The pizza was glorious up close, a steaming landscape of molten cheese and crust. Dylan scrambled over to the plate, his boots sticking slightly to the greasy surface. He tore off a chunk of cheese, savoring the warm, tangy bite. “Worth the trip,” he said, grinning, as he took another mouthful.
A sudden *creak* froze him mid-chew. He whipped around, eyes darting to the doorway. There stood James, his massive frame filling the space, textbook tucked under one arm. Dylan’s gaze shot upward, locking onto James’s eyes—dark, distracted, scanning the room. For a heart-stopping moment, Dylan thought he’d been spotted, but James’s focus settled on the pizza, not the tiny figure beside it.

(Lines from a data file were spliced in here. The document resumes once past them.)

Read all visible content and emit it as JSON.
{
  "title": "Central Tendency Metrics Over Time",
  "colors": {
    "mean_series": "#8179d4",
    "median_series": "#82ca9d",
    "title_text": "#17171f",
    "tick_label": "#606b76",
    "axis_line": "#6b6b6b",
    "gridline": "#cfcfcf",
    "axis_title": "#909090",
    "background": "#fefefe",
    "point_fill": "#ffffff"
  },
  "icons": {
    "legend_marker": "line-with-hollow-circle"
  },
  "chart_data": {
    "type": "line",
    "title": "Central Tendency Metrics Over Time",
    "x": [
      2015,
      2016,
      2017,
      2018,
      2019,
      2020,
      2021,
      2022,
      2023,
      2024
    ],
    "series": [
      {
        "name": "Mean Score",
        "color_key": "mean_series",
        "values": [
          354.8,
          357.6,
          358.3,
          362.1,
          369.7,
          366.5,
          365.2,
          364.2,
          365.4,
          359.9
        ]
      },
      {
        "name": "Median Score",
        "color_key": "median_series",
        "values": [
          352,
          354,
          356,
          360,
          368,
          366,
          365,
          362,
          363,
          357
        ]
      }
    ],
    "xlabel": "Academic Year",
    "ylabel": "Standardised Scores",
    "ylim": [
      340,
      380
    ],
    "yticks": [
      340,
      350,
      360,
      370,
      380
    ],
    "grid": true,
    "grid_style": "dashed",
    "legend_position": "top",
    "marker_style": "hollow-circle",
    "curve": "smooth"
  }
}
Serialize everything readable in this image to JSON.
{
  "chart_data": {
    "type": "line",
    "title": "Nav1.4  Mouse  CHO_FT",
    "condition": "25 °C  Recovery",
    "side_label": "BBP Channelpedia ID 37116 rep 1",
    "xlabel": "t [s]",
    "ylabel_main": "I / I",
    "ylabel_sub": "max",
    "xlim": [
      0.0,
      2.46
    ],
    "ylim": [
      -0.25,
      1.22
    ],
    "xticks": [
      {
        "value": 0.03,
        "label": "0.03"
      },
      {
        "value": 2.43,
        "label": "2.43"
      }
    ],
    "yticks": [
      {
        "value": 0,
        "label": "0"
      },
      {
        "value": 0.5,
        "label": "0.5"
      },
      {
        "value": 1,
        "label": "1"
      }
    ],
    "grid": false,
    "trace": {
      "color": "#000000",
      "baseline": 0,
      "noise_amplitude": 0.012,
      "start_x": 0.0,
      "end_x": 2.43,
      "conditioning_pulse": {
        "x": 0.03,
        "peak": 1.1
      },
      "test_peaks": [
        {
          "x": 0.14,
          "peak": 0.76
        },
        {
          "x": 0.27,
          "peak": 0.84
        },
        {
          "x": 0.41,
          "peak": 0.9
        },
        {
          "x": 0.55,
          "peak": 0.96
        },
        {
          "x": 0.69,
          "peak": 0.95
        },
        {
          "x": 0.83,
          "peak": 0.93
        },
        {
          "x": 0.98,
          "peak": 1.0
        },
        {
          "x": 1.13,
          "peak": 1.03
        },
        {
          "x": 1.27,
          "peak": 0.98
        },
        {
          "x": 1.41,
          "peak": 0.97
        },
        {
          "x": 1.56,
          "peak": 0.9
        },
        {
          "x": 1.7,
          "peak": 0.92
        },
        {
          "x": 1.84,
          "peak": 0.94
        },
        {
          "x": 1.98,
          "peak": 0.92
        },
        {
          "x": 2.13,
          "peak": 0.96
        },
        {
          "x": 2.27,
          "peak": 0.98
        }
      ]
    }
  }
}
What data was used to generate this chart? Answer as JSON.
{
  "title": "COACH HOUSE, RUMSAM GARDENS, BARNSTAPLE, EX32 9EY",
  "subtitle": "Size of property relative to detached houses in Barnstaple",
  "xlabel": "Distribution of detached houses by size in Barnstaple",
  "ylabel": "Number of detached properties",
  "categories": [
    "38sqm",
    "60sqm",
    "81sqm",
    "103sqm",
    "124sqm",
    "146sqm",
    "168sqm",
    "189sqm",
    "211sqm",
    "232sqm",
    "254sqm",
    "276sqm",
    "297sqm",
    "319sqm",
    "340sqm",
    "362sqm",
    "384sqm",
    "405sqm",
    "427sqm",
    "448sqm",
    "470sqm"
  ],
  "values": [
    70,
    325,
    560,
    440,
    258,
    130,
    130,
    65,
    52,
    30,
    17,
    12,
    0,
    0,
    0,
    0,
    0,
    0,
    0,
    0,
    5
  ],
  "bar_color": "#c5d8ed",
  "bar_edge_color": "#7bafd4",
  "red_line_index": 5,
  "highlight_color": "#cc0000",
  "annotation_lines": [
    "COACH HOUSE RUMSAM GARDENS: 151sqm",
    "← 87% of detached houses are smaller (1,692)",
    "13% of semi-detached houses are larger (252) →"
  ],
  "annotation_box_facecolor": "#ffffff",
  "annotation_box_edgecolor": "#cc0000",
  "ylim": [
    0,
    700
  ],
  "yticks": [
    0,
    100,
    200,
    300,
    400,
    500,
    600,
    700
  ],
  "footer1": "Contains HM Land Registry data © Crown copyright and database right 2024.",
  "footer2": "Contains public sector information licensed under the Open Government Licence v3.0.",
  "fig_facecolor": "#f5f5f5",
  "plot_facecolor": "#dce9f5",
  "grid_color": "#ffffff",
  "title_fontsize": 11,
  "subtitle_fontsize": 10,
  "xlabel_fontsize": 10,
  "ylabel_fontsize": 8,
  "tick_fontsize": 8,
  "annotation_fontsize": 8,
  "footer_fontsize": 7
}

“Oh, sweet, leftovers,” James rumbled, his voice a low quake. He lumbered forward, each step shaking the table.
Dylan dove behind a crumpled napkin, his pulse racing. “Not good, not good,” he whispered, peering out as James’s hand descended like a crane, scooping up the plate. The world tilted as James carried it to the couch and plopped down, the impact sending Dylan sprawling. He scrambled to his feet, only to see James lift a slice—the very slice Dylan had been eating from.
“No, no, no!” Dylan hissed, clinging to a ridge of crust as the pizza rose toward James’s face. The giant’s breath was a hot wind, his mouth a cavern opening wide. Dylan’s mind raced. Jump? Hide? Scream? None seemed like winning options as the slice tilted closer to oblivion.